As half of Venezuela, including much of the capital Caracas, plunged into darkness during electrical outages Tuesday, the country’s president used Twitter to go on the offensive.

Saying that his government had stabilized the electrical system while directing blame for the outage at political opponents, President Nicolas Maduro posted on Twitter, “It’s evident that behind this is the hand of those who want to weaken our homeland. We follow the path of work and prosperity. Unity and progress!” Maduro was vice president under Hugo Chavez, who died in March.

Venezuela’s energy ministry blamed the problems on transmission line failures, while opposition politicians accused Maduro’s government of failing to invest enough in the grid, according to an Associated Press report.

The blackout reportedly caused traffic chaos and struck several states in Venezuela, but the oil industry—which is powered by separate generators— was not affected, said a Reuters report. The report, citing a government official, said it would take several hours to restore full power. (See related story: “Hugo Chavez Leaves Venezuela Rich in Oil, but Ailing.”)

Venezuelans pay the lowest prices in the world for gasoline, but the country’s economy has been hobbled by inflation and stunted in terms of growth, a situation even the current finance minister acknowledged just this week. (See quiz: “What You Don’t Know About Gas Prices.”) “This is a government that has won 18 elections, that has had social achievements,” the BBC quoted Nelson Merentes as saying in a television interview. “But it still has to be successful on the economy.”

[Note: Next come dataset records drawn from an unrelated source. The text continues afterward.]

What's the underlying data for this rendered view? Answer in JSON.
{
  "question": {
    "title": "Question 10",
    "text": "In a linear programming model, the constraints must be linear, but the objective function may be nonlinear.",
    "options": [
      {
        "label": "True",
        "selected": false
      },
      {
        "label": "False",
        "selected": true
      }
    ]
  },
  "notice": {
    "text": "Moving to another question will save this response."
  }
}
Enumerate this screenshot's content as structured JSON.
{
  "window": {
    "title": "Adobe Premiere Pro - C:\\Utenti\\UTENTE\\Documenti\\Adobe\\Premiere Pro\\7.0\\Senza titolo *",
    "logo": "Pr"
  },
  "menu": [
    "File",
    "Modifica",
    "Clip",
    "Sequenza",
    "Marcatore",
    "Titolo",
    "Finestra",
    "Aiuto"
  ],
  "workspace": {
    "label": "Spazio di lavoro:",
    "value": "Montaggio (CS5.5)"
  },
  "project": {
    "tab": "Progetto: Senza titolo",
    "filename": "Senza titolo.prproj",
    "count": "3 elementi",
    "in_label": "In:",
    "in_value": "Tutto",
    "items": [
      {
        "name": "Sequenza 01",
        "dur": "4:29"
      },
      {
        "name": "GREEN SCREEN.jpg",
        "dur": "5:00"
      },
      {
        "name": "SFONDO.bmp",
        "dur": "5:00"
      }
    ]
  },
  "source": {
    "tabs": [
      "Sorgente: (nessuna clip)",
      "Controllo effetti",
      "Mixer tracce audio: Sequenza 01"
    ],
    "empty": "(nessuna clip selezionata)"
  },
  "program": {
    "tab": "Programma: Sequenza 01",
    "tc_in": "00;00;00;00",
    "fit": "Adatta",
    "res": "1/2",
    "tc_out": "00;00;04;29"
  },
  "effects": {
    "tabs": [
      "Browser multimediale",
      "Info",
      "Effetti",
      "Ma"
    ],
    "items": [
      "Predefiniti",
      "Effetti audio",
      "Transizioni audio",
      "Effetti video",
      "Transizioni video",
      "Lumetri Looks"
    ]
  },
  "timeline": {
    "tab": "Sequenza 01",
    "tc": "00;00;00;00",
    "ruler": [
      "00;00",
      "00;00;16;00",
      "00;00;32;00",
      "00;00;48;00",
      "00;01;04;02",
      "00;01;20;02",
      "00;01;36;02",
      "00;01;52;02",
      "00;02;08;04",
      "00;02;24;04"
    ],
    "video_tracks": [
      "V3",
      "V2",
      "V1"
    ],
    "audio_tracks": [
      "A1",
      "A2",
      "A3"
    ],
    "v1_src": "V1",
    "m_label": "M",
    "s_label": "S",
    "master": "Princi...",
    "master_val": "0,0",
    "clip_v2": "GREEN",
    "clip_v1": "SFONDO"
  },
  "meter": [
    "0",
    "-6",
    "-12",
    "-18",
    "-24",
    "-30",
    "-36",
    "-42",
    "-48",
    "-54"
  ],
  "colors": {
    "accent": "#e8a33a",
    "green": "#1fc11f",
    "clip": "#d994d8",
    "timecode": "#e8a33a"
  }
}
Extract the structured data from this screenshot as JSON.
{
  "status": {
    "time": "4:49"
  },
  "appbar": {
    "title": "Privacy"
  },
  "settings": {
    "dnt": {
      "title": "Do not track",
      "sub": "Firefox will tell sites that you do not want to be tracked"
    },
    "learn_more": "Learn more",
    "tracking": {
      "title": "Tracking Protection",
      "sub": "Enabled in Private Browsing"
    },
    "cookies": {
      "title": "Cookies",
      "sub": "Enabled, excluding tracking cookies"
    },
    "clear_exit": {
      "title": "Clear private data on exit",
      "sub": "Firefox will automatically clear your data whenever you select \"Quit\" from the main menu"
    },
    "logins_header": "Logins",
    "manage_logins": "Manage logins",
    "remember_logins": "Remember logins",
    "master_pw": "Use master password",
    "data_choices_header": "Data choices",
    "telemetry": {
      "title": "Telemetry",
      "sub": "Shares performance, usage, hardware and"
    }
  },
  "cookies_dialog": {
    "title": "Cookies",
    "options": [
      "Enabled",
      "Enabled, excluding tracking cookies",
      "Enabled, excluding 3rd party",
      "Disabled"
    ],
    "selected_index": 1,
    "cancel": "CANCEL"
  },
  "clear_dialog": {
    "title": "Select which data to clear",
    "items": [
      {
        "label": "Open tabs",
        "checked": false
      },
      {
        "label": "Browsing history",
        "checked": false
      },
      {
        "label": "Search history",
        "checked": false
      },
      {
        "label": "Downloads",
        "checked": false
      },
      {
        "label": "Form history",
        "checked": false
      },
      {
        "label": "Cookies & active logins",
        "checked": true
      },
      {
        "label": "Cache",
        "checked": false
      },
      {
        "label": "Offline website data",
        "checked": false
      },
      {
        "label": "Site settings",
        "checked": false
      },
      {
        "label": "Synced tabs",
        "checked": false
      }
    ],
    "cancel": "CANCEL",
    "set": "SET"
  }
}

The word that Venezuela’s oil industry remains unaffected for now by the grid problems is a saving grace for the country, which derives half of its federal budget revenue from oil exports and is a top supplier of oil to the United States. But Venezuela’s oil production has fallen off significantly over the last decade, contributing to its economic woes.

Just last month, Venezuela declared a 90-day state of emergency for the electrical sector, effectively renewing a previous declaration in April. The Venezuelan government newspaper reportedly said, “while notable effort has been made by several parties in the national electrical grid to enlarge generation and diminish blackouts, some more work is needed to overcome the state of emergency, taking measures to improve the system reliability.”